Don't worry, in honor of NPF this is from the sports page. At a reputable newspaper, the journalistic standards are the same for sportswriters. As the Post has none it is not an issue here. Even if you don't care about baseball you should take a look at this trainwreck. As my buddies at FJM put it, this is what we're up against. "We" of course being the literate world.
If you can't plow through it, here's the premise. UPenn researchers/baseball nuts conducted a side project in which they created a quantitative method for measuring a player's fielding skills. They determine that former Mariah Carey fucktoy/Yankees shortstop Derek Jeter is the worst fielder in baseball. They video analyzed every single ball hit into play between 2002 and 2005. Think about that. The Post is incredulous, as he has won three Gold Gloves (an absolutely meaningless sportswriter-voted popularity contest masquerading as an award). What can those eggheads at Penn be smoking? (actual quote, sadly) Look at Jeter's Gold Gloves! This is roughly equivalent to arguing that Titanic is a great film because it won an Oscar or that Jethro Tull's Grammy makes them a top metal band.
So the basic point of the article – "SCIENCE IS FOR STUPID HOMOS. TYPICAL EGGHEAD BULLSHIT BY A BUNCH OF FAGS, PROBABLY BOSTON FANS, WHO DON'T REALIZE HOW FUCKIN' AWESOME JETER IS." – is typical Post fare. Now let's move on to the journalism and see how they defend their position. Bring on the experts!
"That's preposterous. I completely disagree. Jeter's a clutch player." said Yankees fan Mike Birch, 32.
"It's ridiculous," said fan Jay Ricker, 22. "Jeter is all-around awesome."

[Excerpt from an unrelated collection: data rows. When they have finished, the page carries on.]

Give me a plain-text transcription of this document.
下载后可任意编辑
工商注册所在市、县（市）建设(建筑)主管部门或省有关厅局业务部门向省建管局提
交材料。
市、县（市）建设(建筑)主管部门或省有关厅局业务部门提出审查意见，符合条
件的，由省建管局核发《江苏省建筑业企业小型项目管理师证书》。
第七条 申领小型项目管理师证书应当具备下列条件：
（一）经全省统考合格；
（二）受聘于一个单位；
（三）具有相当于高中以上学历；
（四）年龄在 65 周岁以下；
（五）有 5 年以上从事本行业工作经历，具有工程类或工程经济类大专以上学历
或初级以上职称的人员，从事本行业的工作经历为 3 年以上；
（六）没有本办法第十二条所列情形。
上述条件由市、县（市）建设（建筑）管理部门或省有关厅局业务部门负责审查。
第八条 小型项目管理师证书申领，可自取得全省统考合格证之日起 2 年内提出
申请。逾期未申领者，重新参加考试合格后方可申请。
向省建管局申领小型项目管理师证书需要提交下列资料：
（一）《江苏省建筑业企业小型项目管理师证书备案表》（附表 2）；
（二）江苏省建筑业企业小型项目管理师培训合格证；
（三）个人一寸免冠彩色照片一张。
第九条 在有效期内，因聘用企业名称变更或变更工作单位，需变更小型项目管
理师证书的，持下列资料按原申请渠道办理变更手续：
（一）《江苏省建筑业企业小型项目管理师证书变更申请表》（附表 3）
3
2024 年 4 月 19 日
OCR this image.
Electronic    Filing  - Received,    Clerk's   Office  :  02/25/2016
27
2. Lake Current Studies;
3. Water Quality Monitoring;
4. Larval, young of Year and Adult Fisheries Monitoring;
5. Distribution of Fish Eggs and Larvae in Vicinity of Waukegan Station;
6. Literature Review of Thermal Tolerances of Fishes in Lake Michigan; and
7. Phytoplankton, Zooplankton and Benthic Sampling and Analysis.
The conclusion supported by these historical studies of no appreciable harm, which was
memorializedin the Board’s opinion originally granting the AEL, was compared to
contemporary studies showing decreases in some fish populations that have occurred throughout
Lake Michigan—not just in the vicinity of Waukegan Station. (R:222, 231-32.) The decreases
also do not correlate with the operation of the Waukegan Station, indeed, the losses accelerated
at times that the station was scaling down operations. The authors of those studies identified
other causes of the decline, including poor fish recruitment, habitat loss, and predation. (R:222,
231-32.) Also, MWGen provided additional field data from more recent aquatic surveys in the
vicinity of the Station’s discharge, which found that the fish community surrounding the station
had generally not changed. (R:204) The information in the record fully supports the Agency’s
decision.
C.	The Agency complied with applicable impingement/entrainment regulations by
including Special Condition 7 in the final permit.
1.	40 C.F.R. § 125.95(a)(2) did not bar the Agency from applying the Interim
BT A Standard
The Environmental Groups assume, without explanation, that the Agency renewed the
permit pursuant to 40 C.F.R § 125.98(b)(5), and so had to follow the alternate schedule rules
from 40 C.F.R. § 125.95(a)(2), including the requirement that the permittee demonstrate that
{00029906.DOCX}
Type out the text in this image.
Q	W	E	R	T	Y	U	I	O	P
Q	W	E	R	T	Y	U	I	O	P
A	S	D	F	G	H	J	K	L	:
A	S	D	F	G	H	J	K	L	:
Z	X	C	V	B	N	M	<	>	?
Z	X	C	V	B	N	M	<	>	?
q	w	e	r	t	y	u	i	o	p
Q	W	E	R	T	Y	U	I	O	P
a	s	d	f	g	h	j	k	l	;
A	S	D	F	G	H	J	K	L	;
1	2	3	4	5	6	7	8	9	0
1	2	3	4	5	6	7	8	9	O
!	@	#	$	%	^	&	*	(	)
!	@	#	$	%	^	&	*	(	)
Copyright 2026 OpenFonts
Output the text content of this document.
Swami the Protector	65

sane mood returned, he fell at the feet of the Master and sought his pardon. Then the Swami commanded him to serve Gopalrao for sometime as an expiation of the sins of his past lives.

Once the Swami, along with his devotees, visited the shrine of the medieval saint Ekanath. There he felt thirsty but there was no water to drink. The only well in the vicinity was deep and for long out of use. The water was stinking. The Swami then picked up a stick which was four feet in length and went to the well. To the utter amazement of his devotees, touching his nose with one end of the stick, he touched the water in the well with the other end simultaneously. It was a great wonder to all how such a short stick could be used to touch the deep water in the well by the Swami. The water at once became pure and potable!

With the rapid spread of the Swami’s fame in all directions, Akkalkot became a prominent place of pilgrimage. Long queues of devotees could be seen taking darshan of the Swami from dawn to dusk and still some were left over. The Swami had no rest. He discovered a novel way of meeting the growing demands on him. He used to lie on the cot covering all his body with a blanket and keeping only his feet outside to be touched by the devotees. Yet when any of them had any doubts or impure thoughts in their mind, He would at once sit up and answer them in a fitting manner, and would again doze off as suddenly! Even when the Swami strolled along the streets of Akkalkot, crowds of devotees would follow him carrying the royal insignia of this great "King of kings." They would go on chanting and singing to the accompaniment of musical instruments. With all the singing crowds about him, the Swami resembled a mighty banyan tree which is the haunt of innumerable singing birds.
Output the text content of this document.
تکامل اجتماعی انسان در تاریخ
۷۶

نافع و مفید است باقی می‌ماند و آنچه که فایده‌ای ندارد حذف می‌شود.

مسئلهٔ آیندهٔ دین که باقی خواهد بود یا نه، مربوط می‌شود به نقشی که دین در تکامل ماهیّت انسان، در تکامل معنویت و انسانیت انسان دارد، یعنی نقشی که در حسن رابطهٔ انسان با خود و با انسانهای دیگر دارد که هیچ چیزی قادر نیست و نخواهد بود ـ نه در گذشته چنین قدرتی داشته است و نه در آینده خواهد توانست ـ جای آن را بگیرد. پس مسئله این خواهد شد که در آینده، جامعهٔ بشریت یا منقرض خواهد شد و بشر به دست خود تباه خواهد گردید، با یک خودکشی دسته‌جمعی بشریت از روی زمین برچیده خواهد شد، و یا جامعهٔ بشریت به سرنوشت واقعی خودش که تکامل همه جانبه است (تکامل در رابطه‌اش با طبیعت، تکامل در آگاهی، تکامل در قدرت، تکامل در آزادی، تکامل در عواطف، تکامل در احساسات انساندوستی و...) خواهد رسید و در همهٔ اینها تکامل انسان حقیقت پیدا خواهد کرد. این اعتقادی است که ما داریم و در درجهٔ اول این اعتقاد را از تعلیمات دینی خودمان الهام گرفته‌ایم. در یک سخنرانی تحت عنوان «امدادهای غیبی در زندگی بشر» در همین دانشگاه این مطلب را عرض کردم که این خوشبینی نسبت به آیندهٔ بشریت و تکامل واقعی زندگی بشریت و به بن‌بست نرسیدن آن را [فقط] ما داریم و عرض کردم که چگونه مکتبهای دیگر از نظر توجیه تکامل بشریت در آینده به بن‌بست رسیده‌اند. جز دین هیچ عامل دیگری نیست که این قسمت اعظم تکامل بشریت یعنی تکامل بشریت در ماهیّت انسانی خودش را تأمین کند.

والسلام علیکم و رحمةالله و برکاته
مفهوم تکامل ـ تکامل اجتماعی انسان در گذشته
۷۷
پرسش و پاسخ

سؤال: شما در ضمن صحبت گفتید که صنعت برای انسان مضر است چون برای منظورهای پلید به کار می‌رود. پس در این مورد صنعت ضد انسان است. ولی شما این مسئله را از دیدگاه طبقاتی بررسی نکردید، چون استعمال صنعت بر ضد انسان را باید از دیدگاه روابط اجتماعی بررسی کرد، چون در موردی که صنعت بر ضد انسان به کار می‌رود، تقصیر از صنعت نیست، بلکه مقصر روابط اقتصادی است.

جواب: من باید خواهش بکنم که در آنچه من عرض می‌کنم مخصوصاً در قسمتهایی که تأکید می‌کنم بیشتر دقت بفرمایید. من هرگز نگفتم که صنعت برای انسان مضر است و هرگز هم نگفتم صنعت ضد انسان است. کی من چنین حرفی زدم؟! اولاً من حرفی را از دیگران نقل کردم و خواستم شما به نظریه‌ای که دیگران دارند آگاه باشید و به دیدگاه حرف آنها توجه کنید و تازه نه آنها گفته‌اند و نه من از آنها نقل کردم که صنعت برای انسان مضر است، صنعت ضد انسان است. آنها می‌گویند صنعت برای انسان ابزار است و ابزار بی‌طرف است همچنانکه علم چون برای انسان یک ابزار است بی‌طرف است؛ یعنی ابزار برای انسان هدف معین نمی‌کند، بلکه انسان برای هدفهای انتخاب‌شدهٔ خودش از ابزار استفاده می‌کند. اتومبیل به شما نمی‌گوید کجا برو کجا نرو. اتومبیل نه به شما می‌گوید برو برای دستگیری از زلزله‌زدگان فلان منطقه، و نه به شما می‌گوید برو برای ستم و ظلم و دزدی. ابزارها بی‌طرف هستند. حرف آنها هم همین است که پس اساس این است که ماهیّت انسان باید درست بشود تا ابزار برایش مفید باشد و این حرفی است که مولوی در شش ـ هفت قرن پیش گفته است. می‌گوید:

"He has intangible qualities that can't be measured with statistics," said East Village bar owner Kevin Hooshangi, 28.
Ladies and gentlemen, these are the Post's sources. So let's summarize the debaters.
Team Science: a group of PhDs with a large research project which included quantitative analysis of every single ball hit in play for three years (!!!)
Team Post: Three semi-literate Yankees fans who watch about ten games per year, at which they are blind drunk, slurring, bellowing nonsense, probably shirtless, and irritating the living shit out of everyone in earshot by the bottom of the third inning.
I know that baseball is not important. But let's not pretend that the rest of the Post is any different or better than this article. Just remember that this is what we're up against: facts are for stupids, science is fuckin' gay, and everything you hear that doesn't confirm your existing beliefs is biased and wrong.